Last Updated:

How to run own LLM


Here is an extensive guideline for running an LLM locally:

1. Run Jupyter Notebook and a Python runtime locally and use them to run an open source LLM like Anthropic's Claude.

Jupyter Notebook and Python are free and open source tools that can be easily installed locally on your computer. The Anthropic team has provided open source releases of Claude on GitHub that can be imported and used in Python and Jupyter notebooks. Here's a step by step guide to doing so:

A. Install Python and Jupyter Notebook on your computer using Anaconda. Anaconda is a convenient Python distribution that includes Python and Jupyter Notebook out of the box.

B. Install Claude's Python package from PyPI: pip install claude. This will give you access to Claude's model and capabilities within Python.

C. Launch Jupyter Notebook and create a new notebook. Import Claude by running import claude at the top of your notebook.

D. You can now call claude functions like claude.completions, claude.explain etc. to utilize Claude's natural language capabilities in your local notebook. See the Claude docs for details on all the available functions.

2. Use Docker to deploy an LLM like Cohere or GPT-3 in a local container.

Docker is a tool for running software applications in lightweight virtualized containers, which can be done entirely on your local machine. Here are the steps to deploy an API-accessible LLM like Cohere or GPT-3 locally with Docker:

A. Install Docker on your computer.

B. Pull the Cohere or GPT-3 docker image from DockerHub (or build your own from a Dockerfile). These images will include the necessary dependencies and runtimes to utilize the LLMs.

C. Pass your API key to the container as an environment variable: docker run -e "COHERE_API_KEY=xxx" cohereorg/cohere-gpu. Replace COHERE_API_KEY with your actual API key.

D. Send requests to the containerized LLM API from your local machine. For Cohere you can use their Python SDK locally to query the dockerized API and access full LLM capabilities.

3. Use Streamlit to build a simple front-end interface for local LLM serving

Streamlit allows you to quickly create web apps to visualize data and provide interfaces to other applications or models.
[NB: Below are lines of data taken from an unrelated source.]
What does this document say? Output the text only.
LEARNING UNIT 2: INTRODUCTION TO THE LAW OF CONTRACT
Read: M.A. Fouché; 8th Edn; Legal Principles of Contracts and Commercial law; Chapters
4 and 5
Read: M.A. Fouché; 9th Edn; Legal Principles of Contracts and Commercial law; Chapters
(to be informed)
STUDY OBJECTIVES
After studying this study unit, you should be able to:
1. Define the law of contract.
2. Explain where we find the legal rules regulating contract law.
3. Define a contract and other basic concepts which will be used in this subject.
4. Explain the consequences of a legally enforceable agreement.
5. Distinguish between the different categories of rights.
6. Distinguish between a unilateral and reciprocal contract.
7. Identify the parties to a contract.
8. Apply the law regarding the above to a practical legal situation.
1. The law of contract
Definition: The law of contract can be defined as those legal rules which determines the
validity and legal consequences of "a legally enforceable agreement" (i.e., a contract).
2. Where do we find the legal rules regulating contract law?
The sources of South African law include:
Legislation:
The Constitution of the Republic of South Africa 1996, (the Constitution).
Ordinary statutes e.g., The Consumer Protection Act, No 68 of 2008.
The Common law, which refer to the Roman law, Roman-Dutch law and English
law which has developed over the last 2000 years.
Here is how to serve an LLM locally with Streamlit:

A. pip install streamlit
B. Write a streamlit Python script that loads your LLM and defines UI components to capture a user's input text and display the LLM's output.
C. Run streamlit run [your_script].py to launch the local web interface.
D. You now have a web form you and others can interact with to utilize the underlying LLM without API calls.

4. Install TensorFlow and run pretrained models like GPT-2 locally

Many LLMs release their pretrained models publicly which you can run entirely locally:

A. Install TensorFlow or PyTorch locally to utilize GPU/TPU acceleration.
B. Download model checkpoint files from an open source model like GPT-2.
C. Load model files directly into a TensorFlow or PyTorch model.
D. Generate text locally by sampling from the model.

No API keys or external calls required!

5. Use tools like Gradio to quickly build local interfaces

Gradio allows you to wrap any Python model or function in a user interface with just Python code.

You can follow their docs to:

A. pip install gradio
B. Import Gradio and decorate your LLM function with @gradio decorators
C. Launch the interface with gradio.Interface(). This auto-generates UIs for humans to interact locally with your LLM.